Sunday, August 26, 2012

Isaac Is Now In The Gulf


Key West is normally a festive place particularly leading up to Labor Day.  Tonight it is a different place.  Webcams show only a few cars on the road on only a few brave souls on the streets.  Any partying is being done indoors.  It has been a rainy and windy day in Key West with gusts frequently up to 40 mph.  Peak gust occurred at 1:22 p.m. with winds to 47 mph.

Image from a webcam in Key West, FL.  Image Credit: WebcamViews.com

Isaac took a turn to the west-northwest for much of the day taking it through the Florida Straits.  It passed south of Key West late this afternoon instead of going through the Keys.  At 8 p.m. EDT on Sunday, the storm was located about 60 miles southwest of Key West moving west-northwest at 15 mph.  Maximum sustained winds were about 65 mph making it a tropical storm.


Key West radar as of 8 p.m. EDT August 26, 2012.  Image Credit: NOAA/NWS.

Dry air has been moving into the storm from the southwest for most of the day.  However, tonight it appears that a central dense overcast is forming over or near the storm's center.  The National Hurricane Center has noted a slight increase in the winds.  A gradual strengthening is expected until Isaac makes landfall late Tuesday or early Wednesday.

Enhanced satellite picture using the water vapor channel.  Image Credit: NESDIS.

This afternoon many of the computer simulations used to forecast the storm’s future were shifting the track farther west.  A couple of simulations not shown below were still forecasting the system to make landfall in the Florida panhandle.

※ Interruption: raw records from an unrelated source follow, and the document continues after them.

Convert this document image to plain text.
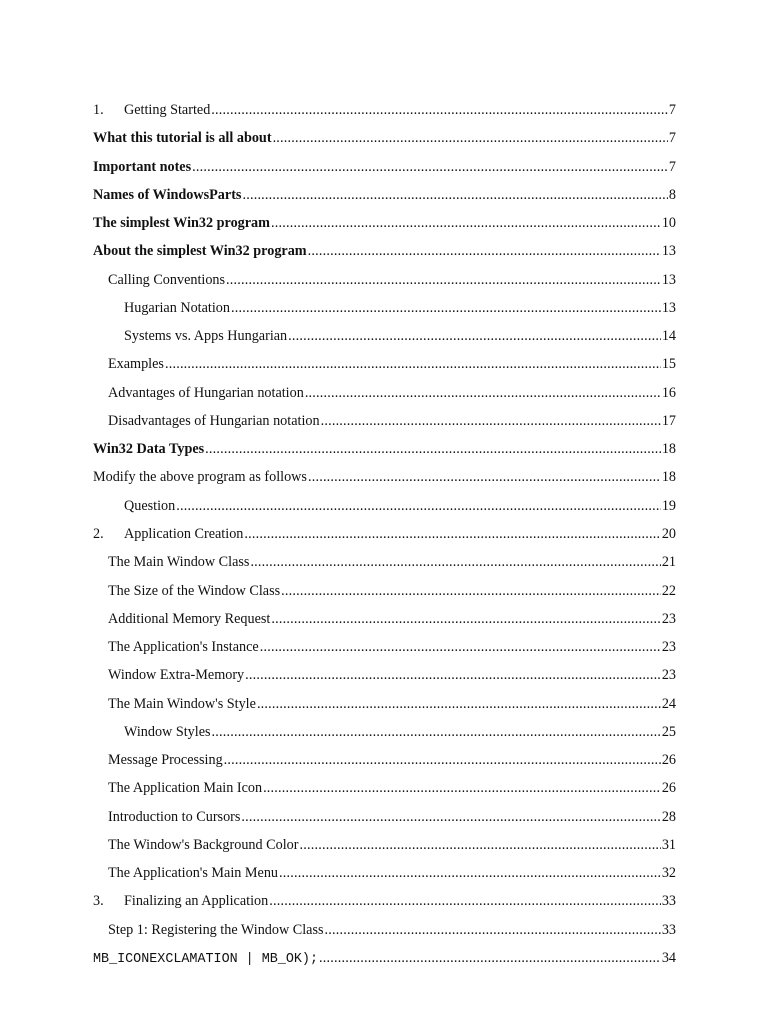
1. Getting Started .....	7
What this tutorial is all about .....	7
Important notes .....	7
Names of WindowsParts .....	8
The simplest Win32 program .....	10
About the simplest Win32 program .....	13
Calling Conventions .....	13
Hugarian Notation .....	13
Systems vs. Apps Hungarian .....	14
Examples .....	15
Advantages of Hungarian notation .....	16
Disadvantages of Hungarian notation .....	17
Win32 Data Types .....	18
Modify the above program as follows .....	18
Question .....	19
2. Application Creation .....	20
The Main Window Class .....	21
The Size of the Window Class .....	22
Additional Memory Request .....	23
The Application's Instance .....	23
Window Extra-Memory .....	23
The Main Window's Style .....	24
Window Styles .....	25
Message Processing .....	26
The Application Main Icon .....	26
Introduction to Cursors .....	28
The Window's Background Color .....	31
The Application's Main Menu .....	32
3. Finalizing an Application .....	33
Step 1: Registering the Window Class .....	33
MB_ICONEXCLAMATION | MB_OK); .....	34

Computer simulations of Isaac's future path initialized from the 18z data.  Image Credit: NCAR.

The spread in the simulations has left the forecasters at the National Hurricane Center little choice but to warn a large area of the coast.  Hurricane warnings were in effect from east of Morgan City, LA, to Destin, FL with a hurricane watch to Indian Pass, FL.

Isaac forecast from the National Hurricane Center as of 8 pm EDT August 26, 2012.

A broad trough in the upper atmosphere is forecast to dip south into the eastern part of the country over the next few days.  This will create a weakness in the subtropical ridge with centers near Bermuda and over Colorado.  The storm should turn northward in response to this and make landfall somewhere between Panama City, FL, and New Orleans, LA.

I confess that I am leaning more to the ECMWF simulation even though many of the ensemble simulations have the storm near New Orleans at landfall.  Isaac has managed to surprise forecasters at times.  However, the National Hurricane Center forecasters have done a fine job with a difficult storm.

The story of Isaac will not end with landfall.  All of the simulations show that the trough will not steer the storm to the northeast.  Instead it will be left behind to drift slowly northward as a tropical rainstorm.  This may bring another legacy to this storm in the form of flooding rainfall into the Labor Day weekend.  Isaac may still have life for some time to come.